The postoperative period was uneventful. On the Doppler image of the portal system, the intrashunt flow was normal, with a velocity of 112 cm/s. The patient received a course of medication therapy for his liver and was discharged when his condition was found to be satisfactory.
Since the procedure, the patient has been undergoing regular checkups in our clinic.
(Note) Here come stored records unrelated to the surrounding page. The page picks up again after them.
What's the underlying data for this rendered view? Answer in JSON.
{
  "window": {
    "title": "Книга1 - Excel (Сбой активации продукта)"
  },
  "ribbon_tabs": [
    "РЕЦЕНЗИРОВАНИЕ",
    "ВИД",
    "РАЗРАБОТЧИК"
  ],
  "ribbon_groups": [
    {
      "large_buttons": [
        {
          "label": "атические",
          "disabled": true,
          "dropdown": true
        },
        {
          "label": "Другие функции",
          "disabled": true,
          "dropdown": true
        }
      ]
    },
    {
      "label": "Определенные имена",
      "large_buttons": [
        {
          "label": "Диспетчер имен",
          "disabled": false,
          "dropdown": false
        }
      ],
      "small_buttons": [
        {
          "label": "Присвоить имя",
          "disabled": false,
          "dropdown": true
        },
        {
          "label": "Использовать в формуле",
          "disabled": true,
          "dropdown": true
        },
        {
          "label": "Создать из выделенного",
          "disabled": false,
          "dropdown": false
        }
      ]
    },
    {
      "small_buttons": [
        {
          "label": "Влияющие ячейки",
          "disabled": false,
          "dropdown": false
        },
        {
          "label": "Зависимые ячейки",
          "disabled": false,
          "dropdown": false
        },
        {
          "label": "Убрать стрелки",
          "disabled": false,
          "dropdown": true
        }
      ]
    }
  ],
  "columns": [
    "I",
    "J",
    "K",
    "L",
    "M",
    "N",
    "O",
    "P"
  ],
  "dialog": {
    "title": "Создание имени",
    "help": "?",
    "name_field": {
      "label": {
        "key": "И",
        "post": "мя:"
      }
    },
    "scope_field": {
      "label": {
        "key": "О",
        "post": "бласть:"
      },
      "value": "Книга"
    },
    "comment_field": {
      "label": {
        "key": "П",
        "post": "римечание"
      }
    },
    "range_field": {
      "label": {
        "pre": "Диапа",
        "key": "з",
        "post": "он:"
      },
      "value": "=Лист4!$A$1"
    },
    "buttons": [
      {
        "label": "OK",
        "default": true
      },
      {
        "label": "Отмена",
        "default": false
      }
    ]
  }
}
His last hospitalization took place in August 2019. So far, no complications associated with portal hypertension have arisen in this 2-year follow-up period.

Discussion

As we were analyzing the literature and our own clinical experience, we arrived at the conclusion that stent-grafts are the best option for creating intrahepatic shunts during a TIPS procedure. The use of stent- grafts reduces the risk of shunt thrombosis in the early postoperative period and the incidence of TIPS dysfunction in the late postoperative period [8, 9].
However, in spite of all advantages of stent-grafts, shunt patency can deteriorate over time due to stenosis caused by intimal hyperplasia of the right hepatic vein. To reduce the risk of this complication, the stent should be placed in the ostium of the right hepatic vein [10, 11].
The clinical case presented in this article demonstrates that reinterventions after TIPS, including placement of stents in the right hepatic vein, reduce the risk of complications associated with portal hypertension, improve life expectancy of the affected patients and the quality of their lives.

CONCLUSIONS

Re-establishing the patency of a compromised intrahepatic shunt has serious implications. A long-lasting TIPS allows liver transplant candidates to be on the waiting list for quite a long time without being at risk for variceal bleeding.